Singh, Preeti, Sarin, Neera Bhalla
Molecular biotechnology 2014 v.56 no.11 pp. 971-978
Escherichia coli, abiotic stress, affinity chromatography, aldehyde reductase, bioinformatics, circular dichroism spectroscopy, complementary DNA, crops, cytoplasm, genes, heavy metals, malondialdehyde, models, molecular weight, prediction, proteins, sodium chloride
Aldose reductases are key enzymes in the detoxification of reactive aldehyde compounds like methylglyoxal (MG) and malondialdehyde. The present study describes for first time the preliminary biochemical and structural characterization of the aldose reductase (ALDRXV4) enzyme from the resurrection plant Xerophyta viscosa. The ALDRXV4 cDNA was expressed in E. coli using pET28a expression vector, and the protein was purified using affinity chromatography. The recombinant protein showed a molecular mass of ~36 kDa. The K M (1.2 mM) and k cₐₜ (14.5 s⁻¹) of the protein determined using MG as substrate was found to be comparable with other reported homologs. Three-dimensional structure prediction based on homology modeling suggested several similarities with the other aldose reductases reported from plants. Circular dichroism spectroscopy results supported the bioinformatic prediction of alpha–beta helix nature of aldose reductase proteins.
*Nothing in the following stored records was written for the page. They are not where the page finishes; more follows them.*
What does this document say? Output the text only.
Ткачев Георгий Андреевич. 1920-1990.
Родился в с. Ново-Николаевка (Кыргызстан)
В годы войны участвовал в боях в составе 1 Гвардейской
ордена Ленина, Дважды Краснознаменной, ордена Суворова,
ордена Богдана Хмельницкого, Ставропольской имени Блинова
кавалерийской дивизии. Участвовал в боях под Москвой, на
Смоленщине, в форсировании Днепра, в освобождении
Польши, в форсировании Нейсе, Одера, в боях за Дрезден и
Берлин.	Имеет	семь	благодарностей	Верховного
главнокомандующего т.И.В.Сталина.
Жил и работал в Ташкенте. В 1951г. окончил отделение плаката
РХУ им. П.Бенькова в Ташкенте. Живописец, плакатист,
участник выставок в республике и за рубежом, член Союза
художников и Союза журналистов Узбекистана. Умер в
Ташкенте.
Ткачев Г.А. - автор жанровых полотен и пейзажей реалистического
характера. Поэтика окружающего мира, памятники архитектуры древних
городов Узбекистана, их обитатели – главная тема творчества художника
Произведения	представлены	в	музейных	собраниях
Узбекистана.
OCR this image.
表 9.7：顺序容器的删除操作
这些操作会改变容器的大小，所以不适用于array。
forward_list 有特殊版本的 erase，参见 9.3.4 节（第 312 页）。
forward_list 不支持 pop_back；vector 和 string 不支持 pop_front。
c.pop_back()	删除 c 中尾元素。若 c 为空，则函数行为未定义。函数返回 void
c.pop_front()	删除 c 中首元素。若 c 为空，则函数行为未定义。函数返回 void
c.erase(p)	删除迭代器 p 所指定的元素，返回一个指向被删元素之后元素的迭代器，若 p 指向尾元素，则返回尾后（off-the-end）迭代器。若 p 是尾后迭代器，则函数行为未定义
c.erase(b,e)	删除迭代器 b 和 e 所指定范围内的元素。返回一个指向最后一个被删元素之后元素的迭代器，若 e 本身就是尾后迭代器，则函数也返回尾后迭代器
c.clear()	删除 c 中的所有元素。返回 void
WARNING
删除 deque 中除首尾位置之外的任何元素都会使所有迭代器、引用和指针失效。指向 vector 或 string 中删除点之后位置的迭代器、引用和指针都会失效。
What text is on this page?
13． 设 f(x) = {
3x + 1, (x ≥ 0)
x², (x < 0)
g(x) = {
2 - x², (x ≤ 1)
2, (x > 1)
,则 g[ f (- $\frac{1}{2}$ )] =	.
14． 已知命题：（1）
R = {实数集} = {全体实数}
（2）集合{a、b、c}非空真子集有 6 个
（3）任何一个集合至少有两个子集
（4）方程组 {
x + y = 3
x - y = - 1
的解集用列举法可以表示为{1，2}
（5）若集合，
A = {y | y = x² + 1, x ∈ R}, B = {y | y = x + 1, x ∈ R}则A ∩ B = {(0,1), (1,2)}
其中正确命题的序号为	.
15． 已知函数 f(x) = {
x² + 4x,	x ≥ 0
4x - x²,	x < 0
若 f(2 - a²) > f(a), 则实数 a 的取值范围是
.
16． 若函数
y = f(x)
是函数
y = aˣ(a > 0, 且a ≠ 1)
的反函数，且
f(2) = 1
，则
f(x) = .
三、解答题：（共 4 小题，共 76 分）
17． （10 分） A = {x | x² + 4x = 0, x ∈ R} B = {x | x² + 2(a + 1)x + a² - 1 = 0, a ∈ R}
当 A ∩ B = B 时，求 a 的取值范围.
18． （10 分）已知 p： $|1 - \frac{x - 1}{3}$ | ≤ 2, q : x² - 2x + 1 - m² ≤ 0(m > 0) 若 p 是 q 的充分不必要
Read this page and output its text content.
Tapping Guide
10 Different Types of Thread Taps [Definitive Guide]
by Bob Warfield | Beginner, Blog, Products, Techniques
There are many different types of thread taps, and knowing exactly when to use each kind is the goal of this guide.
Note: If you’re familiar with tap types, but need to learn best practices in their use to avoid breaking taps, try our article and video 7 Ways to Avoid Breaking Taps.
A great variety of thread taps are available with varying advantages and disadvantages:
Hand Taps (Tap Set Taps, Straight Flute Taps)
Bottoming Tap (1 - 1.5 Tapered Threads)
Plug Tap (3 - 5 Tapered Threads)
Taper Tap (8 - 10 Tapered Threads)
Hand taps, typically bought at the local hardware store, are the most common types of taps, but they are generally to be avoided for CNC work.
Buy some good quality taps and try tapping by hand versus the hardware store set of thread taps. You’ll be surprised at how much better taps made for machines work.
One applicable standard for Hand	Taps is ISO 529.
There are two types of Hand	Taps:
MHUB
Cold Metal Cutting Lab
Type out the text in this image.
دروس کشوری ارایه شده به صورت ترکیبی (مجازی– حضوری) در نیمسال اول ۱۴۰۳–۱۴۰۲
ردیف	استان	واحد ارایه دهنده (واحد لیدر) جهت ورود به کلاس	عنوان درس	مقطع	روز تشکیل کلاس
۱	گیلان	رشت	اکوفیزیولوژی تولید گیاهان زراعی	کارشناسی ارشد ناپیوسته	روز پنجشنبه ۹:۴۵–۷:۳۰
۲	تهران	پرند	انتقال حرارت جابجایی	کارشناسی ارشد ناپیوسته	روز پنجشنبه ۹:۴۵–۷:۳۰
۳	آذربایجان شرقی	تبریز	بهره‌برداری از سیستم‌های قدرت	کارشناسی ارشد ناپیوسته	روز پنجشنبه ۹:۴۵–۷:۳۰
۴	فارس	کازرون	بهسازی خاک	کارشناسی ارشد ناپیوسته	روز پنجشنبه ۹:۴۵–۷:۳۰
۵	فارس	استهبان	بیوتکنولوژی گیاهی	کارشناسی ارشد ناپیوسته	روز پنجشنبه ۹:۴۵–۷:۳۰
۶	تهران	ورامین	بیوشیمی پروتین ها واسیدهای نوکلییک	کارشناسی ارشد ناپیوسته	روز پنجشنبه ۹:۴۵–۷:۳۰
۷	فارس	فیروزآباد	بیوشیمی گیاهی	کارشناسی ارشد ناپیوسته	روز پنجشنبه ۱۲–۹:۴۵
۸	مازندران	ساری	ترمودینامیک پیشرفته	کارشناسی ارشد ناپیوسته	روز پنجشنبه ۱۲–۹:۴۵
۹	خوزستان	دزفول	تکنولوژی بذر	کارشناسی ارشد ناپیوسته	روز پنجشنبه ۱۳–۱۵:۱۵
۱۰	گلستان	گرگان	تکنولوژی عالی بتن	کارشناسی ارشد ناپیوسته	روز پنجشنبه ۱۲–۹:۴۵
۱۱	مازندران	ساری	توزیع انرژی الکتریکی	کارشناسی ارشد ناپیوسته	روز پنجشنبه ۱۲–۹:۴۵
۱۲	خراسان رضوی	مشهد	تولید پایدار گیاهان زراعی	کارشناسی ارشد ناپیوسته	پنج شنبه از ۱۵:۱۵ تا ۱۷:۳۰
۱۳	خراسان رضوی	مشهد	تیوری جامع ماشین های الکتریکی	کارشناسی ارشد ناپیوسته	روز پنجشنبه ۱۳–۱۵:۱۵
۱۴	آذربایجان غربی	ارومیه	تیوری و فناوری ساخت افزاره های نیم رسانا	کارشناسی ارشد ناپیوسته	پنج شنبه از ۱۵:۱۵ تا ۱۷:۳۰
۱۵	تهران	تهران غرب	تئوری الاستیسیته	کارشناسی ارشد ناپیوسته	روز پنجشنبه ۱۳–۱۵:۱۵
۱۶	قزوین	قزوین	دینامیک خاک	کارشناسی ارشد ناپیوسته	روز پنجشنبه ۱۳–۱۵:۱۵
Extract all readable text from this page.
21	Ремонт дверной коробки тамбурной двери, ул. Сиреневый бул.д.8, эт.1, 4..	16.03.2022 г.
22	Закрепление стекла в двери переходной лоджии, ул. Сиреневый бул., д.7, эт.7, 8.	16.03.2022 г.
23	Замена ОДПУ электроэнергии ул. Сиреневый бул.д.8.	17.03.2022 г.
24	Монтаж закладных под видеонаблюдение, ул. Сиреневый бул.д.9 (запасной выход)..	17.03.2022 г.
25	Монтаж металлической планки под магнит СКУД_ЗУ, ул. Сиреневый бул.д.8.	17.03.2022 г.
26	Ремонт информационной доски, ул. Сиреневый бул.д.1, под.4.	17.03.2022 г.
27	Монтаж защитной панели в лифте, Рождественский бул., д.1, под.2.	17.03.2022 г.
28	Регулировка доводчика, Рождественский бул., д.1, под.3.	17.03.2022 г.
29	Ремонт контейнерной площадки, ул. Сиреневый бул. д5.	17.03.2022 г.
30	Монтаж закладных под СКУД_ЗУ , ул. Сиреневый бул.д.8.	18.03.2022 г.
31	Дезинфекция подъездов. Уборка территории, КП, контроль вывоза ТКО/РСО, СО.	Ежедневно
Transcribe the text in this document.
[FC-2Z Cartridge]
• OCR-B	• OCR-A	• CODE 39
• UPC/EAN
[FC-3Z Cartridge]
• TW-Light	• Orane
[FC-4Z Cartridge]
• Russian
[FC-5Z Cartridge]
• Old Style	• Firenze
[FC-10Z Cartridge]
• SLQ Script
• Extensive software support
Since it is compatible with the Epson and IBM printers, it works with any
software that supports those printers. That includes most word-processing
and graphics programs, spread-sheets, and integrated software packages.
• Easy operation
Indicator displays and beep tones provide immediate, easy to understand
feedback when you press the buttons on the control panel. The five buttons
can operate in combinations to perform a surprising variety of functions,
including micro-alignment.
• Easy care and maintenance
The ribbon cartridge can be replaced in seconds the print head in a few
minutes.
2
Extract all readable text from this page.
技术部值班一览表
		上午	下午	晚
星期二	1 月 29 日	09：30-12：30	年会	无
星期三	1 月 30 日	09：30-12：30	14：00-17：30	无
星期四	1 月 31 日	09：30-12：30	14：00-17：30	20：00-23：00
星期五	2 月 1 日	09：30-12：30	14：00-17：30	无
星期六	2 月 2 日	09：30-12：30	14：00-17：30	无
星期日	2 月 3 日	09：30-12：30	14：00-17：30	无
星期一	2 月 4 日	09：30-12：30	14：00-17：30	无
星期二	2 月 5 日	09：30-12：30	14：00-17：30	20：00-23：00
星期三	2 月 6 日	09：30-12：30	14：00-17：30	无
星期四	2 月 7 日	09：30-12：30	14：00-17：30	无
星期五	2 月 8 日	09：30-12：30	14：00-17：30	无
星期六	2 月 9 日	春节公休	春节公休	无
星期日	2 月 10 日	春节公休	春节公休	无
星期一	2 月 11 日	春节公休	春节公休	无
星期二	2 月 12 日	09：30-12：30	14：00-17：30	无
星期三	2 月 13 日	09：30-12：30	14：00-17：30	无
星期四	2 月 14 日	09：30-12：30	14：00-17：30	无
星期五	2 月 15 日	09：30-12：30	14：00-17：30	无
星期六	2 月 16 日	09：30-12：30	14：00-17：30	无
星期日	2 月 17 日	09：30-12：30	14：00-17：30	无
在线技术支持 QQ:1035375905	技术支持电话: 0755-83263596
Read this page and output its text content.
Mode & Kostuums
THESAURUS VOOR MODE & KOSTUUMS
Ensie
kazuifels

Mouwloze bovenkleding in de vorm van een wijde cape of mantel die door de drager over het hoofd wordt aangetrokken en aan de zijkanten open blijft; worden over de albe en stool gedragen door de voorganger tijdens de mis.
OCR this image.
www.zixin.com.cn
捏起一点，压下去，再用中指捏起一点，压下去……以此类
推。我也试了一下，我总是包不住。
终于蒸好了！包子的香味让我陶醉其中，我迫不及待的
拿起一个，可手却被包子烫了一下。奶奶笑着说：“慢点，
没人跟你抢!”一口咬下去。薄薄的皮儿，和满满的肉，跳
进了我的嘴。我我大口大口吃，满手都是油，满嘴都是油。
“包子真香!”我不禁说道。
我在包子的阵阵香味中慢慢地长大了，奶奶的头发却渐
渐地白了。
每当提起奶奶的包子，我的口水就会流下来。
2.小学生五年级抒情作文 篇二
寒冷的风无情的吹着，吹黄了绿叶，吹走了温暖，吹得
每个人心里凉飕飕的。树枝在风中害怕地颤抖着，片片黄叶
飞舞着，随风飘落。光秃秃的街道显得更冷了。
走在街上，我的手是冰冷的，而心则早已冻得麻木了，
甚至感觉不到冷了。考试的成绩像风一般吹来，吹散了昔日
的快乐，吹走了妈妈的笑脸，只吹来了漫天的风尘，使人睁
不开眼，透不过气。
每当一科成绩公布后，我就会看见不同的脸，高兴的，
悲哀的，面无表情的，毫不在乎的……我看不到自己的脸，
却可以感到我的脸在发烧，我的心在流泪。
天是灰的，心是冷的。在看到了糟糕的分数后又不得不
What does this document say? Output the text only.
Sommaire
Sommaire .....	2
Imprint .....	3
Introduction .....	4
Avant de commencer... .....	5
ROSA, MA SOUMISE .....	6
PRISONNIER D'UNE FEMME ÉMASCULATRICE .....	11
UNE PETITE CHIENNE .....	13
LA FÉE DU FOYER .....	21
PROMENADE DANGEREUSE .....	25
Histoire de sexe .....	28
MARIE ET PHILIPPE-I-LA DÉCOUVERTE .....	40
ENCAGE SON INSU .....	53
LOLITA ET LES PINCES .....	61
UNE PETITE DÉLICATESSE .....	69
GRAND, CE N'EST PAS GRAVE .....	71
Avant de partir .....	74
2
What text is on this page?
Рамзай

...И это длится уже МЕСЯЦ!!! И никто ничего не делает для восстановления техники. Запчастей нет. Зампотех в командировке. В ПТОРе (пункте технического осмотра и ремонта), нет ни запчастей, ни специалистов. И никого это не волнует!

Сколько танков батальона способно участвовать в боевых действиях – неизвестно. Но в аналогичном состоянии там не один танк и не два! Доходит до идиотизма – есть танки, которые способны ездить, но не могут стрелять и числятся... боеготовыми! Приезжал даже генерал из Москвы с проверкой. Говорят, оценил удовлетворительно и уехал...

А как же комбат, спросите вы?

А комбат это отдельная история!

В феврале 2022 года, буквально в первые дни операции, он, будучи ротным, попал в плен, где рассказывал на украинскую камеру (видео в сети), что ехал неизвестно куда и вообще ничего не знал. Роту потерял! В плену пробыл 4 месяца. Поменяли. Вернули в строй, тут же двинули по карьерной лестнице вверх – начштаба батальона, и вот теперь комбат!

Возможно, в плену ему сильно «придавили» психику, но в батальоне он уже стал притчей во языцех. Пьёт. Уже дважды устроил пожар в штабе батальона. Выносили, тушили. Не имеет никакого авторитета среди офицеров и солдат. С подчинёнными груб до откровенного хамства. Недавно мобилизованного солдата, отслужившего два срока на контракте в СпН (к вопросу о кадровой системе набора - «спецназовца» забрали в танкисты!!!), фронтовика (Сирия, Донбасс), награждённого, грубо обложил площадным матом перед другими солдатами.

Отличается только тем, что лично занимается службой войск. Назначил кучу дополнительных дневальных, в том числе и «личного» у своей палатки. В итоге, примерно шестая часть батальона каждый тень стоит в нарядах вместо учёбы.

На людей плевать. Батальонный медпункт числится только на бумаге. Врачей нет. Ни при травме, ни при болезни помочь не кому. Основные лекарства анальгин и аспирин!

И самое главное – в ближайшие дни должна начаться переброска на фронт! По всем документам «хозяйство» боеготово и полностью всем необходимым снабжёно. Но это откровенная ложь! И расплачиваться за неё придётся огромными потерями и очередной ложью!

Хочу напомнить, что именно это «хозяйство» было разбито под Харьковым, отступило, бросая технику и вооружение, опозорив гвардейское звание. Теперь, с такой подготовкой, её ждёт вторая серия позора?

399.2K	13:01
Subcellular localization studies revealed that the ALDRXV4-GFP fusion protein was localized both in the nucleus and the cytoplasm. The E. coli cells overexpressing ALDRXV4 exhibited improved growth and showed tolerance against diverse abiotic stresses induced by high salt (500 mM NaCl), osmoticum (10 % PEG 6000), heavy metal (20 mM CdCl₂), and MG (5 mM). Based on these results, we propose that ALDRXV4 gene from X. viscosa could be a potential candidate for developing stress-tolerant crop plants.